For years, Syrian democrats and civil society campaigners had been urging Labour to push for humanitarian aid drops to the millions of civilians trapped and besieged in cities, towns and villages by Assad’s fascist army, without food, medicine and fuel.

Jeremy ignored those appeals, so Syria Solidarity UK decided act – very appropriately during his speech on Human Rights Day in 2016.

Seven of us, Syrians and allies, walked to the front of the room and stood below Jeremy with placards saying: “Action not words: Back UK aid drops now. Protect civilians.”

Our goal was to get Labour to push for a parliamentary vote on humanitarian aid drops of food and medicine and for sanctions and war crimes charges against the Assad and Putin regimes. Neither Labour nor Jeremy had actively campaigned for either of these initiatives.

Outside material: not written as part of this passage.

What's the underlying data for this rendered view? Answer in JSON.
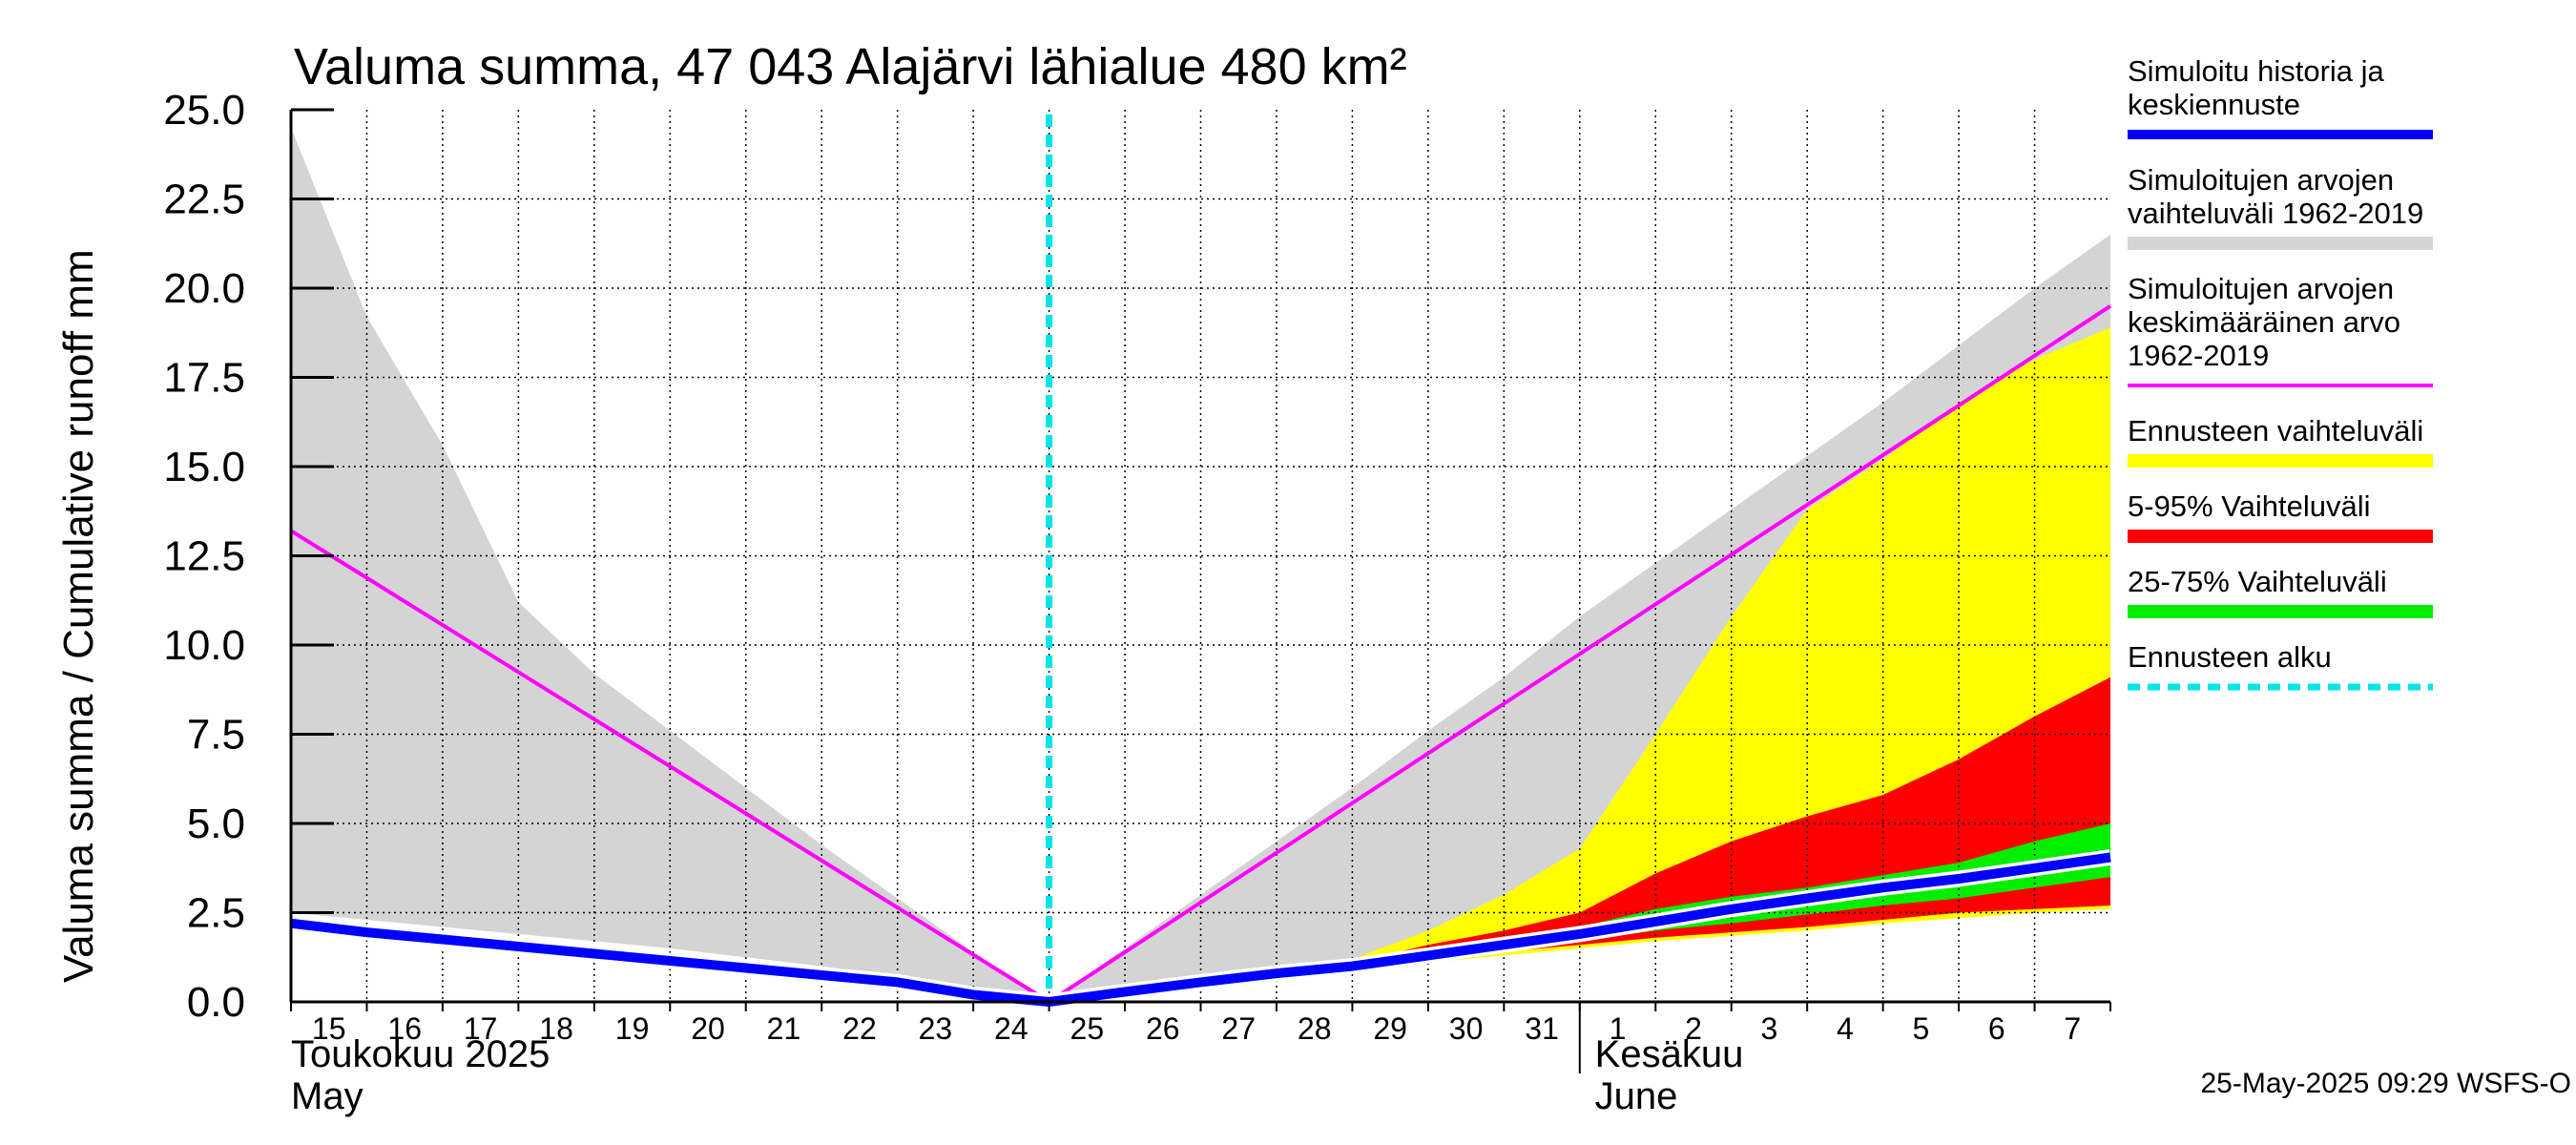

We were hoping that Jeremy would respond to our protest by saying that he heard and shared our concerns and would raise the issue in parliament. But Jeremy gave no such assurances. He drowned us out every time we tried to speak. So much for his professed support for the right to protest!

The question we asked then and we ask again now: Why isn’t Jeremy holding the government to account for its inaction on humanitarian aid drops, and publicly demanding that it agree to a vote in parliament to air drop that aid using GPS-guided parachutes?

If Jeremy had responded to our protest by promising to go to parliament to press the government to agree those initiatives he would have scored a public relations coup and won huge public sympathy. We created an opportunity for Jeremy to show real leadership on Syria and to wrong-foot Theresa May and Boris Johnson over their inaction. Sadly, he ducked it.

Our protest reinforced other lobbying for a Syria debate in parliament, which happened four days later. But when it took place, Labour again failed to press for a vote to mandate UK aid drops.

This was a huge and continuing disappointment. I urge Jeremy and the Labour frontbench to think again. Syrian civilians need actions, not words. Hear their cry for help, don’t ignore it.